Wer die Erkenntnis aus dieser Übung annahm, konnte in seiner Entwicklung einen grossen Schritt in Richtung Freiheit tun. Eigenverantwortung hat auch immer mit der persönlichen Freiheit zu tun. Wenn ich die Verantwortung für mein Leben übernehme, habe ich alle Chancen es nach meinem Vorstellungen zu gestalten. Dazu braucht es allerdings noch eine gefühlsmässige Verbindung mit dem Bewusstsein. Aber die ist für einen intelligenten Menschen leicht herzustellen.
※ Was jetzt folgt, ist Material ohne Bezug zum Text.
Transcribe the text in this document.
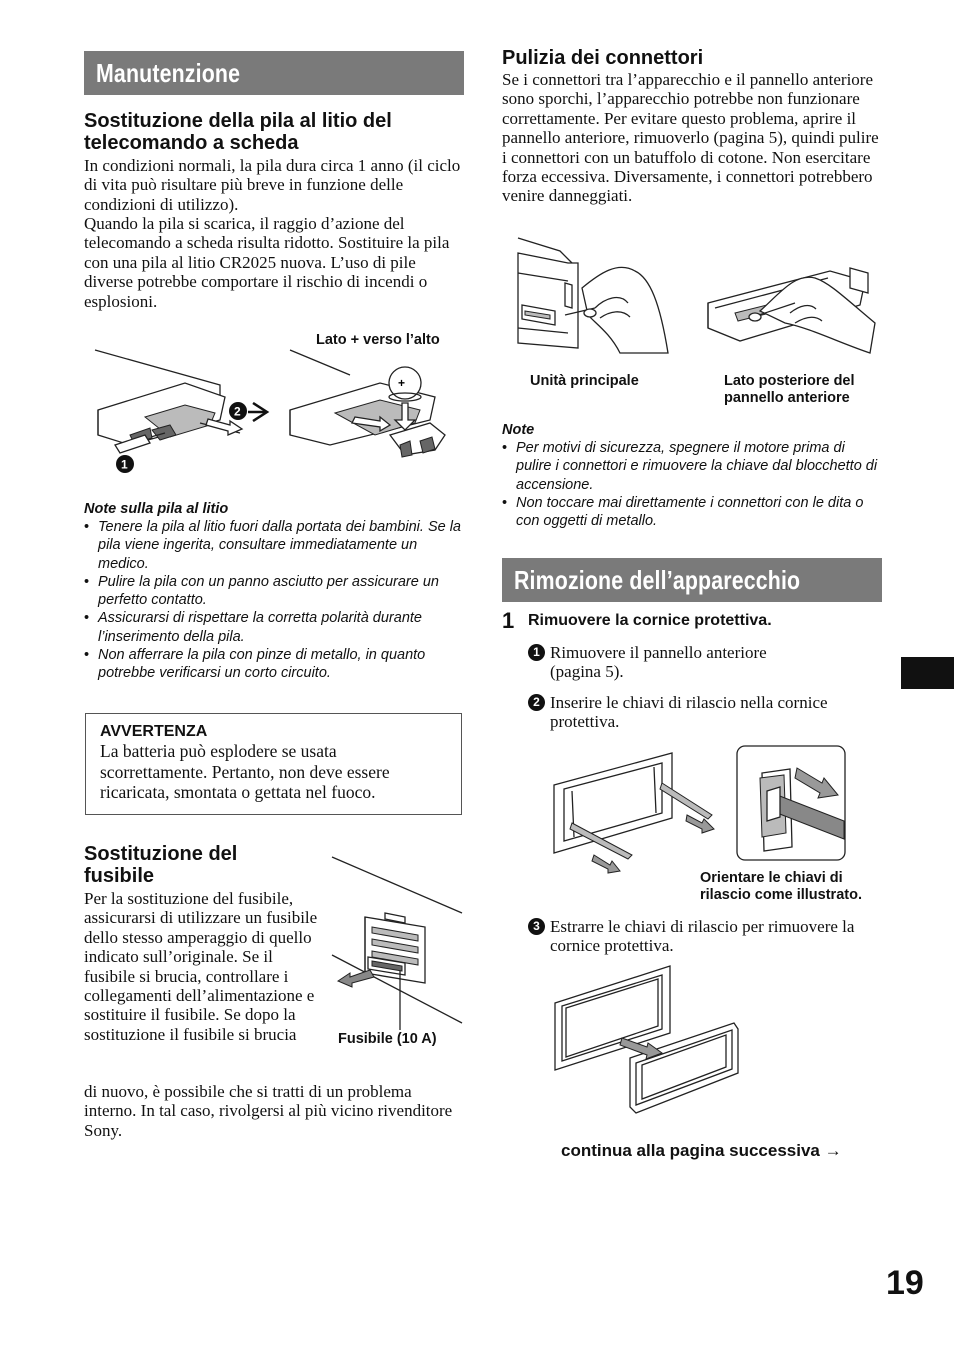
Manutenzione
Sostituzione della pila al litio del telecomando a scheda
In condizioni normali, la pila dura circa 1 anno (il ciclo di vita può risultare più breve in funzione delle condizioni di utilizzo).
Quando la pila si scarica, il raggio d’azione del telecomando a scheda risulta ridotto. Sostituire la pila con una pila al litio CR2025 nuova. L’uso di pile diverse potrebbe comportare il rischio di incendi o esplosioni.
Lato + verso l’alto
+
1
2
Note sulla pila al litio
• Tenere la pila al litio fuori dalla portata dei bambini. Se la pila viene ingerita, consultare immediatamente un medico.
• Pulire la pila con un panno asciutto per assicurare un perfetto contatto.
• Assicurarsi di rispettare la corretta polarità durante l’inserimento della pila.
• Non afferrare la pila con pinze di metallo, in quanto potrebbe verificarsi un corto circuito.
AVVERTENZA
La batteria può esplodere se usata scorrettamente. Pertanto, non deve essere ricaricata, smontata o gettata nel fuoco.
Sostituzione del fusibile
Per la sostituzione del fusibile, assicurarsi di utilizzare un fusibile dello stesso amperaggio di quello indicato sull’originale. Se il fusibile si brucia, controllare i collegamenti dell’alimentazione e sostituire il fusibile. Se dopo la sostituzione il fusibile si brucia
di nuovo, è possibile che si tratti di un problema interno. In tal caso, rivolgersi al più vicino rivenditore Sony.
Fusibile (10 A)
Pulizia dei connettori
Se i connettori tra l’apparecchio e il pannello anteriore sono sporchi, l’apparecchio potrebbe non funzionare correttamente. Per evitare questo problema, aprire il pannello anteriore, rimuoverlo (pagina 5), quindi pulire i connettori con un batuffolo di cotone. Non esercitare forza eccessiva. Diversamente, i connettori potrebbero venire danneggiati.
Unità principale	Lato posteriore del pannello anteriore
Note
• Per motivi di sicurezza, spegnere il motore prima di pulire i connettori e rimuovere la chiave dal blocchetto di accensione.
• Non toccare mai direttamente i connettori con le dita o con oggetti di metallo.
Rimozione dell’apparecchio
1 Rimuovere la cornice protettiva.
1 Rimuovere il pannello anteriore (pagina 5).
2 Inserire le chiavi di rilascio nella cornice protettiva.
Orientare le chiavi di rilascio come illustrato.
3 Estrarre le chiavi di rilascio per rimuovere la cornice protettiva.
continua alla pagina successiva →
19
Eine Frage gilt es noch zu beantworten: Wie kann ein Mensch Selbstverantwortung übernehmen, wenn ihm das Selbstvertrauen fehlt? Auch das ist eine Erziehungsfrage. Eltern, die ihren Kindern vertrauen, und achtsam, in bedingungsloser Liebe, den Weg des Kindes aus dem Hintergrund überwachen, können aus ihrer Haltung allfällige Korrekturen leicht einbringen. Das ist eigentlich ein Leichtes, wenn Eltern aus Eigenverantwortung handeln.